Dernier « bastion » : le FDP

Dans le paysage des partis politiques de la République fédérale, il ne reste plus qu'un (petit) rempart sûr contre une limitation de vitesse : le FDP autour du ministre des Finances Christian Lindner. Les libéraux ont réussi à faire inscrire le renoncement à une limitation générale de la vitesse dans le contrat de coalition du gouvernement avec les (plus grands) SPD et les Verts. Il est évident que les Verts préféreraient y renoncer hier plutôt qu'aujourd'hui. Une grande partie du SPD devrait avoir le même sentiment, mais par égard pour le chancelier Olaf Scholz, on se retient. Scholz avait confirmé début juillet seulement : « Ce gouvernement n'a pas convenu de cela.
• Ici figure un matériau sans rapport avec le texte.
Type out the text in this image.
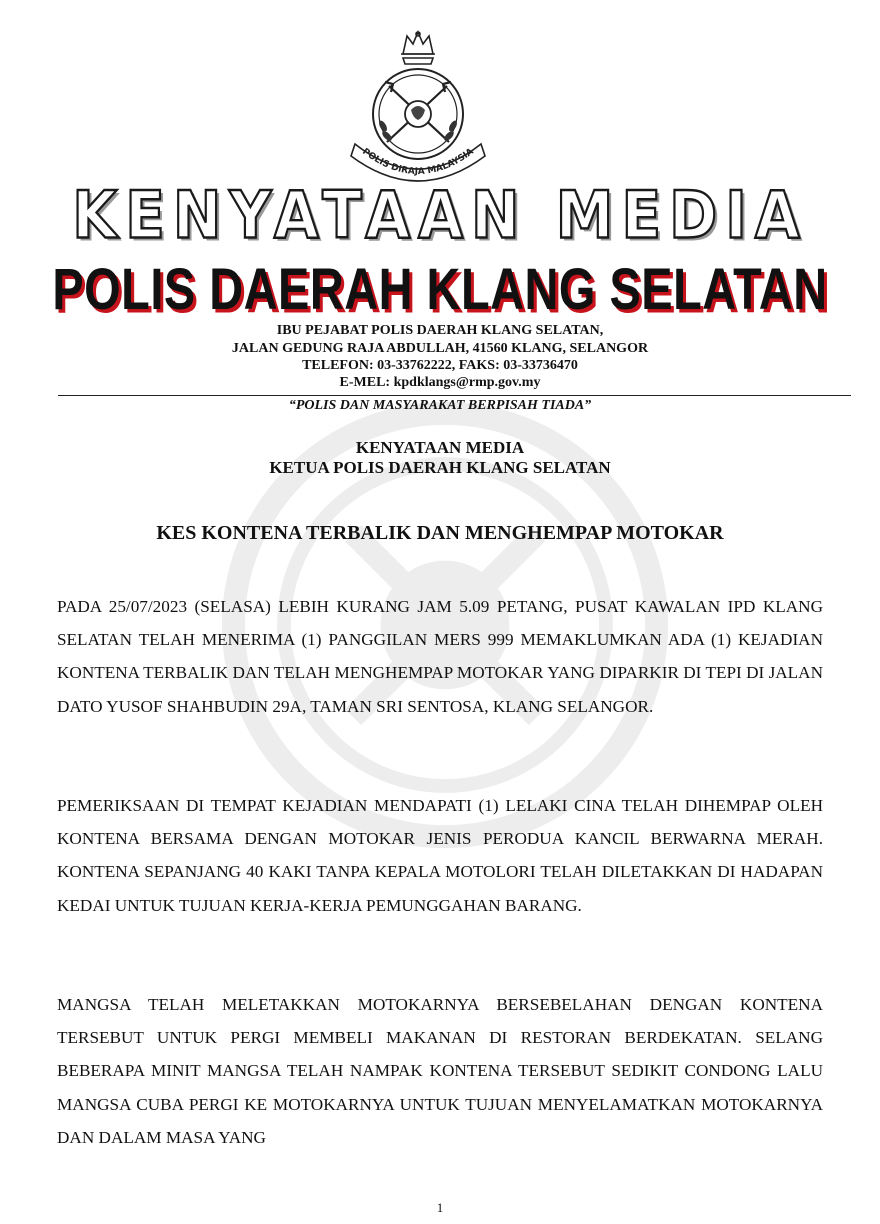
POLIS DIRAJA MALAYSIA
KENYATAAN MEDIA
POLIS DAERAH KLANG SELATAN
IBU PEJABAT POLIS DAERAH KLANG SELATAN,
JALAN GEDUNG RAJA ABDULLAH, 41560 KLANG, SELANGOR
TELEFON: 03-33762222, FAKS: 03-33736470
E-MEL: kpdklangs@rmp.gov.my
“POLIS DAN MASYARAKAT BERPISAH TIADA”
KENYATAAN MEDIA
KETUA POLIS DAERAH KLANG SELATAN
KES KONTENA TERBALIK DAN MENGHEMPAP MOTOKAR

PADA 25/07/2023 (SELASA) LEBIH KURANG JAM 5.09 PETANG, PUSAT KAWALAN IPD KLANG SELATAN TELAH MENERIMA (1) PANGGILAN MERS 999 MEMAKLUMKAN ADA (1) KEJADIAN KONTENA TERBALIK DAN TELAH MENGHEMPAP MOTOKAR YANG DIPARKIR DI TEPI DI JALAN DATO YUSOF SHAHBUDIN 29A, TAMAN SRI SENTOSA, KLANG SELANGOR.

PEMERIKSAAN DI TEMPAT KEJADIAN MENDAPATI (1) LELAKI CINA TELAH DIHEMPAP OLEH KONTENA BERSAMA DENGAN MOTOKAR JENIS PERODUA KANCIL BERWARNA MERAH. KONTENA SEPANJANG 40 KAKI TANPA KEPALA MOTOLORI TELAH DILETAKKAN DI HADAPAN KEDAI UNTUK TUJUAN KERJA-KERJA PEMUNGGAHAN BARANG.

MANGSA TELAH MELETAKKAN MOTOKARNYA BERSEBELAHAN DENGAN KONTENA TERSEBUT UNTUK PERGI MEMBELI MAKANAN DI RESTORAN BERDEKATAN. SELANG BEBERAPA MINIT MANGSA TELAH NAMPAK KONTENA TERSEBUT SEDIKIT CONDONG LALU MANGSA CUBA PERGI KE MOTOKARNYA UNTUK TUJUAN MENYELAMATKAN MOTOKARNYA DAN DALAM MASA YANG

1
C'est pourquoi cela ne se fera pas. »

Au sein de la CDU/CSU, qui a été au gouvernement pendant 16 ans jusqu'à la fin de l'année dernière, on se montre aujourd'hui plus flexible que jamais. Le chef de la CDU, Friedrich Merz, balaie d'un revers de main cette demande (« un sujet symbolique »), mais d'autres ténors de l'Union se montrent plus ouverts, comme le ministre-président de Bavière, Markus Söder (CSU).

Prolonger la durée de vie des centrales nucléaires ?

Jens Spahn estime qu'un accord du type « ralentir pour laisser fonctionner les centrales nucléaires plus longtemps » est envisageable. Face à la crise énergétique, le vice-président du groupe parlementaire de l'Union n'a pas exclu une limitation de vitesse sur les autoroutes. « Je ne peux pas dire avec l'énergie nucléaire : s'il vous plaît, pas de tabous, s'il vous plaît, mettez toutes les idéologies de côté, toutes les options sur la table, et ensuite ériger des interdictions de penser avec la limitation de vitesse », a déclaré l'ancien ministre de la Santé dans le magazine matinal de la chaîne ARD.

La limitation de vitesse représente certes une différence relativement faible en termes de consommation d'énergie - environ 1,5 million de tonnes de CO2 ou 600 millions de litres de carburant par an, selon l'Office fédéral de l'environnement. « Mais si les Verts disent qu'il s'agirait alors d'un compromis national, que nous faisons une utilisation de l'énergie nucléaire pendant six mois de plus en situation de pénurie, alors je pense que nous devrions aussi pouvoir parler d'une limitation de vitesse ». Dans l'urgence nationale, un bon paquet commun est nécessaire, dans lequel tout le monde saute par-dessus son ombre, a exigé Spahn.

Les Allemands oseraient faire ce saut, comme le suggèrent les sondages. Dernier en date, celui du « Spiegel », selon lequel 55 pour cent des personnes interrogées pourraient au moins s'imaginer une limite temporaire de 130 km/h. Dans les régions rurales, le taux d'approbation baisse nettement.

Alors que l'Allemagne discute de la limitation de vitesse à 130 km/h, les politiques autrichiens envisagent d'abaisser la vitesse de 130 km/h à 100 km/h.